I work at a bakery that serves Wheat, Rye, Barley, Grain, and French bread, but the baker's a little weird - he stacks the loaves in random order, and sometimes just leaves some shelves at the end empty.
Each day, the same customer comes in and asks for one of each loaf of bread, but the tricky thing is, he's a germophobe, so when I fill his bag, I can't take loaves from two adjacent shelves in consecutive selections.

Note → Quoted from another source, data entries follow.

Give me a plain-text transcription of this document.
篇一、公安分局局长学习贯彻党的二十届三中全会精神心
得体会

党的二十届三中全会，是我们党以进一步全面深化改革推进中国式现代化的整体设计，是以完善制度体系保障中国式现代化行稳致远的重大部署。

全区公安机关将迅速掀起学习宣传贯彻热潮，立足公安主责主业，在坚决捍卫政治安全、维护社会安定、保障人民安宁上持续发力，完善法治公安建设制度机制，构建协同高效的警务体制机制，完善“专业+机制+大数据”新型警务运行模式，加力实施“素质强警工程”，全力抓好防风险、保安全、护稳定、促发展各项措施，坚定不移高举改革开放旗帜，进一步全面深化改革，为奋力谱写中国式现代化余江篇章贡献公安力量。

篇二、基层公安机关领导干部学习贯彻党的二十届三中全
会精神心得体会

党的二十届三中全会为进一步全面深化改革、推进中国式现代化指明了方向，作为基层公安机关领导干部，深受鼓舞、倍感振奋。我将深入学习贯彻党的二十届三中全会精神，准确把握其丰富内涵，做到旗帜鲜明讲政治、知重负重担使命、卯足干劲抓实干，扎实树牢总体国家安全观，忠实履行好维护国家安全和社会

It takes one second to walk between adjacent shelves. It's a busy store; for any random configuration of loaves, I'd like to minimize the time it takes to get one of each unique loaf. I can start and end at any shelf.
If today's ordering is
W B W G F R W, a possible path is
0, 3, 5, 1, 4, for a total of 12 seconds:
abs(3-0) + abs(5-3) + abs(1-5) + abs(4-1) = 12
1, 2, 3, 4, 5 doesn't work, because bread is picked consecutively from adjacent shelves.)
B W B G B F B R B W B F, a possible path is
1, 3, 5, 7, 10, for a total of 9 seconds.
The manager always makes sure there is a possible solution, so I don't need to worry about catching bad inputs. He usually sends me the order in a file, but if I want, I can type it to STDIN or read it a different way. I'd like the program to print out the indices of the best path, as well as its time, according to default I/O rules.
- 5 types of bread.
- Loaf orders appears as strings of random order and length.
- Must select one of each unique loaf.
- Cannot make adjacent consecutive selections.
- Minimize the distance between selection indices.
- Don't need to worry about invalid inputs.
- Default I/O rules apply.
This is code-golf, shortest byte count wins.